Welcome United ist die erste Flüchtlingsmannschaft, die am Ligabetrieb teilnimmt. Dem Vorzeigeprojekt droht ein herber Rückschlag: Der Co-Trainer soll Deutschland verlassen.

Beim Team Welcome United des Brandenburger Regionalligisten SV Babelsberg 03 wird Integration großgeschrieben. In dieser Mannschaft sind Flüchtlinge nicht nur willkommen, sondern integraler Bestandteil. Der Klub hat in den letzten Monaten große Unterstützung auch von Prominenten bekommen, auch Schauspieler Til Schweiger unterstützt das Vorzeigeprojekt.
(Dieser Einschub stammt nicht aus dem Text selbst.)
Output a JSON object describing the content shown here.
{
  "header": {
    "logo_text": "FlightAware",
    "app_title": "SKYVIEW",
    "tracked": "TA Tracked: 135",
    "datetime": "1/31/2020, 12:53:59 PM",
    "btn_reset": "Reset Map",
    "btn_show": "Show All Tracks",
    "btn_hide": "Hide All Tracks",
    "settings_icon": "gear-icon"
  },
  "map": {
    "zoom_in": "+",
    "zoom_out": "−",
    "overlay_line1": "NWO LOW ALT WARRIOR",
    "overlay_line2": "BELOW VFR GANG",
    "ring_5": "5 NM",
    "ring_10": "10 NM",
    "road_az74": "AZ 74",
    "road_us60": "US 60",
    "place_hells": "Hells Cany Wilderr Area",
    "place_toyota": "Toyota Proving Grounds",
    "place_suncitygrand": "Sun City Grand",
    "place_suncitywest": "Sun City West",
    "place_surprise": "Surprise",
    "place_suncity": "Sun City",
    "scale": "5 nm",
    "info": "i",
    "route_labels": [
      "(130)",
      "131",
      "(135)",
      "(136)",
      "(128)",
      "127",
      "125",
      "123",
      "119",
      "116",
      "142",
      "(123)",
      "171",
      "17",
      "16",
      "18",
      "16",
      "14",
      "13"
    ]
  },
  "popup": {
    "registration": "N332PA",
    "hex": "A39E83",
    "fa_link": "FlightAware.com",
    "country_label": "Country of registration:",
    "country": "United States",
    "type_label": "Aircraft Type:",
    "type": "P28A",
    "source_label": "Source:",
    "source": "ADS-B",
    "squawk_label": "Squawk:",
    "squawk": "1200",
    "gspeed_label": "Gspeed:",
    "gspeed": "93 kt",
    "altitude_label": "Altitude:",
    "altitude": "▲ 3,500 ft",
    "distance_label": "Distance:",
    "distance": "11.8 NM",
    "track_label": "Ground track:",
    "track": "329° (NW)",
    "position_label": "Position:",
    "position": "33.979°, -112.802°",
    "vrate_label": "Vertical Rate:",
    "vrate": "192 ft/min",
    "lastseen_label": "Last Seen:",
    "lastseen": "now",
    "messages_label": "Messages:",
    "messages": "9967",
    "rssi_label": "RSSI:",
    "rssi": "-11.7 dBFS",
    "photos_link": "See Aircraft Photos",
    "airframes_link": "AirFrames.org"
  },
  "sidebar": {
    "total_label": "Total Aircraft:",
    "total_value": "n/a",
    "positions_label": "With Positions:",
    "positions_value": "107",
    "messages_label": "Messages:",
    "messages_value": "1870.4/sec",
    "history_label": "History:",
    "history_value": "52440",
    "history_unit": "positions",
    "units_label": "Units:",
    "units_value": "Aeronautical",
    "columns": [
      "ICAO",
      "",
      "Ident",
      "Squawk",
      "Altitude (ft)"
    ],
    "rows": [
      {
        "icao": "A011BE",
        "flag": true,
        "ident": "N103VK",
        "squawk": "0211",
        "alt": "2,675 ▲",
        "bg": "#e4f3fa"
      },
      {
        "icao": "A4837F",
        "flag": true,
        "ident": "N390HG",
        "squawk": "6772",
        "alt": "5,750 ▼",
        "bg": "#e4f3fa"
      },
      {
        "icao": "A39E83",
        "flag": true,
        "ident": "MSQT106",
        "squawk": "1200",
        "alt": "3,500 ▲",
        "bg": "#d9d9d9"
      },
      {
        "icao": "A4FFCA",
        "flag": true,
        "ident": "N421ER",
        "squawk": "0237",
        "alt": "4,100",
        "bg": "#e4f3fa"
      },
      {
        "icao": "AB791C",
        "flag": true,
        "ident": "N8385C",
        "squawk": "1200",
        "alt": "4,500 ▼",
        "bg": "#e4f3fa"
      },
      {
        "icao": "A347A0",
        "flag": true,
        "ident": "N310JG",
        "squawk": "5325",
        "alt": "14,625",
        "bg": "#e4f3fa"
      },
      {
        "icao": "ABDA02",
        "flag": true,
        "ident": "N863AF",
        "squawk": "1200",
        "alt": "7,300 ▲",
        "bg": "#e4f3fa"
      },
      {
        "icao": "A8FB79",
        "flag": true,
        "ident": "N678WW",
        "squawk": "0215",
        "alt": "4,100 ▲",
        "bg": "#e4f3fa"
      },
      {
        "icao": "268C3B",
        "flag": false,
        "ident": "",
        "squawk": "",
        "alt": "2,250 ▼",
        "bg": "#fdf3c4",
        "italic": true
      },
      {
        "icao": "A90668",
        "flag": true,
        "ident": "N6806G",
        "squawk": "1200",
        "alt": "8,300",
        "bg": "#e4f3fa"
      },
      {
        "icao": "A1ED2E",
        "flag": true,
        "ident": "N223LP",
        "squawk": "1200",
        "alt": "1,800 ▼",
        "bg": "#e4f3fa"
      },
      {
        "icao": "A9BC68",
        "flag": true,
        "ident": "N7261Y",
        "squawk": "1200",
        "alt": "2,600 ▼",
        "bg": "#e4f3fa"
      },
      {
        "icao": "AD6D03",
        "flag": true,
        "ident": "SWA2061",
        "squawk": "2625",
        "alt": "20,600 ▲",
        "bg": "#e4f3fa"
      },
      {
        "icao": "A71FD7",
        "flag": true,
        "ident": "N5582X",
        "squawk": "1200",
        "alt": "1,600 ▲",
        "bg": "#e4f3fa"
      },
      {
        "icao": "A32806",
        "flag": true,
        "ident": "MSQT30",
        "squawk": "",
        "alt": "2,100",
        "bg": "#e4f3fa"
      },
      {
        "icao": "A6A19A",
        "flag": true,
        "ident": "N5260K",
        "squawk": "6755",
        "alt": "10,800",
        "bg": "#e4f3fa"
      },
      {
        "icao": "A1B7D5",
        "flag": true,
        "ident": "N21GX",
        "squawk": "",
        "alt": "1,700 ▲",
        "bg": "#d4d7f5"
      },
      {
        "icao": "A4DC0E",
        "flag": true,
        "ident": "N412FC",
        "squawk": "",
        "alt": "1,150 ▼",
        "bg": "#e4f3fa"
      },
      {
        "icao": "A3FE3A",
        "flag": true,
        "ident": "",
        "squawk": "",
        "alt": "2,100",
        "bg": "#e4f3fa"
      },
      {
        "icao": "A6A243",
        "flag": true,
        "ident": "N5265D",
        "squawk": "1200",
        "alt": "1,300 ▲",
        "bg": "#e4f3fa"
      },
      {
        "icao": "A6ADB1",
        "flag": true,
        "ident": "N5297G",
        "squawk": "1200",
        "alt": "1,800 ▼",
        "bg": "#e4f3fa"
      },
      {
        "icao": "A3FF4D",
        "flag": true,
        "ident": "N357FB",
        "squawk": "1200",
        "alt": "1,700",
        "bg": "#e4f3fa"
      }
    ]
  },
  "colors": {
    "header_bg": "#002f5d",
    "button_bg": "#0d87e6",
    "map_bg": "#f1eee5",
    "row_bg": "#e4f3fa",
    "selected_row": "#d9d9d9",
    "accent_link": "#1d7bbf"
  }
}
Nun aber ist das Entsetzen groß beim SV Babelsberg. Der Co-Trainer Zahirat Juseinov soll abgeschoben werden. "Bis Anfang kommender Woche muss sich Zahirat Juseinov überlegen, ob er freiwillig nach Mazedonien zurückkehrt. Ansonsten wird er mit Zwang abgeschoben", bestätigte Vereinschef Archibald Horlitz am Samstag übereinstimmende Medienberichte.

"Verstehen die Welt nicht mehr"

"Wir verstehen die Welt nicht mehr: Von allen Seiten werden wir für unsere Integrationsarbeit ausgezeichnet. Und jetzt will man uns einfach so zerstören", sagte Horlitz weiter.

Welcome United wurde von Fans der SV Babelsberg im Sommer 2015 gegründet. Der Verein unterstützte die Fans und nahm die Mannschaft auf. Als erste Flüchtlingsmannschaft in Deutschland hat Welcome United in dieser Saison den Liga-Spielbetrieb in der 2. Kreisklasse Havelland aufgenommen.

Klub startete Online-Petition

Der Klub will sich die Abschiebung nicht gefallen lassen und hat bereits eine eine Online-Petition gestartet. Zudem soll die Brandenburger Härtefallkommission eingeschaltet werden.

"Zahirat lebt seit sechs Jahren in Deutschland. Er hat eine offizielle Arbeitserlaubnis und hat einen Job. Seine Kinder sprechen besser Deutsch als ihre Muttersprache. Ich nenne das voll integriert", sagte Horlitz.